In the case of ORQuery and RequiredOptionalQuery, this optimization can kick
in per-segment, resulting in an ORMatcher/RequiredOptionalMatcher for some
segments and e.g. a child TermMatcher for others. This skews scoring because
coord() affects the ORMatcher/RequiredOptionalMatcher, but not the TermMatcher
– the ORMatcher/RequiredOptionalMatcher damps the score of the matching term
by a coord() multiplier which is typically less than 1.0, but the TermMatcher
contributes 100% of its score. The punchline is that two documents in
different segments which present identical match criteria can produce
different scores, depending on whether terms not present in the document are
represented in the segment.
In addition, ORQuery may compile down to a smaller ORMatcher when
e.g. 3 out of 5 OR'd terms are present. This skews scoring for similar
reasons.
To present consistent scoring across all segments, Queries should always
compile down to the same Matcher node structore for each segment.
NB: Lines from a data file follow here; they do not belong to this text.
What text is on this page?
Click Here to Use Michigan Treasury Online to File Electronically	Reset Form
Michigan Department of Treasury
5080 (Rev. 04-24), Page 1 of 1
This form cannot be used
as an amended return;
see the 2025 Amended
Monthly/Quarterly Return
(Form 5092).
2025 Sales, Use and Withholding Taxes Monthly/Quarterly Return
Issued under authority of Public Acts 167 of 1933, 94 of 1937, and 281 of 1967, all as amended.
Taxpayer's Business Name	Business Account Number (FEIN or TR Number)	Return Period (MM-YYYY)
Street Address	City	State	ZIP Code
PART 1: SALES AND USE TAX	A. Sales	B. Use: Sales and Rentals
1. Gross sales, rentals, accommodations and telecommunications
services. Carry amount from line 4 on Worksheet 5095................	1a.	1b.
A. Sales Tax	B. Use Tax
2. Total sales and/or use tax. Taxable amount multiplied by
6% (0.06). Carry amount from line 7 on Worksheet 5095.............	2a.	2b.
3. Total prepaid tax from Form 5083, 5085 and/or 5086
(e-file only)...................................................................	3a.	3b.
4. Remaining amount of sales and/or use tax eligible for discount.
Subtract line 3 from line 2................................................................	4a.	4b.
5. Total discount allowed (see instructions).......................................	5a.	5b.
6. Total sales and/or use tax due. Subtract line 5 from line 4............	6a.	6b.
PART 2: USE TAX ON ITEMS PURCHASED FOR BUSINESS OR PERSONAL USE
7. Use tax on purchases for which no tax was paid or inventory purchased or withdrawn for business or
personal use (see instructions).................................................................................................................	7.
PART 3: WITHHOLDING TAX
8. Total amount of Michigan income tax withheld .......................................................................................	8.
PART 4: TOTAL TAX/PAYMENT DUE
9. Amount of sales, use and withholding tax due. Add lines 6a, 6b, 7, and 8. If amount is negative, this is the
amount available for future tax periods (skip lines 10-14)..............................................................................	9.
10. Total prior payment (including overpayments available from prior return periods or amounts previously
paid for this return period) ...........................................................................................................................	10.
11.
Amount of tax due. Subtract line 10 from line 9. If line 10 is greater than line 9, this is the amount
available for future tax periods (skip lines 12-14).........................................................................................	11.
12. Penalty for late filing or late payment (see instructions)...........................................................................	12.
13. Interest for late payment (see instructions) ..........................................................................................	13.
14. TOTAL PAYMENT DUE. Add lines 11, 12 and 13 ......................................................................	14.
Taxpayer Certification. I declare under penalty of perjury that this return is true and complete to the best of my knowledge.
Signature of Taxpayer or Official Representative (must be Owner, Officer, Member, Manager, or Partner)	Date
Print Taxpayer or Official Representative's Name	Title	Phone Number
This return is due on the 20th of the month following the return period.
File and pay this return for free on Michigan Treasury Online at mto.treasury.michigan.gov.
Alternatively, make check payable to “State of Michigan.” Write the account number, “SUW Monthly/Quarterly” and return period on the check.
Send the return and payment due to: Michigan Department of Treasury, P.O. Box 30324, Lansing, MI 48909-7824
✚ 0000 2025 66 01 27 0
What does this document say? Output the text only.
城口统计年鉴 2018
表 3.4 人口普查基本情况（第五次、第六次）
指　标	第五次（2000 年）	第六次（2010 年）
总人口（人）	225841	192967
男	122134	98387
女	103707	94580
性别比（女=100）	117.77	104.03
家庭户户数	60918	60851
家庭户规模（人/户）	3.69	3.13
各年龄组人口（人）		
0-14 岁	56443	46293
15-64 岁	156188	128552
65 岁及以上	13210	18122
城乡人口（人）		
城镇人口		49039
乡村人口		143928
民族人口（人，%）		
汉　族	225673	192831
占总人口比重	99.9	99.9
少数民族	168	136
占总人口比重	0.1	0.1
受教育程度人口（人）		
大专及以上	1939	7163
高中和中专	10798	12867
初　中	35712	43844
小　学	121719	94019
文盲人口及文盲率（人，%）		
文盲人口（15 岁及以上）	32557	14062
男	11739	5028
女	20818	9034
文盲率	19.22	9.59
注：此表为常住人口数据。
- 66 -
By the time
you are compiling per-segment Matchers, it is too late to re-calculate the
weighting, so you can't optimize the Matcher structure when you find that e.g.
one of two terms doesn't exist in a given segment.
In addition, when compiling down to a single child Matcher, ORQuery, ANDQuery
and RequiredOptionalQuery all discard custom boosts. This is solvable by
moving the optimization from Compiler_Make_Matcher() up into
Query_Make_Compiler().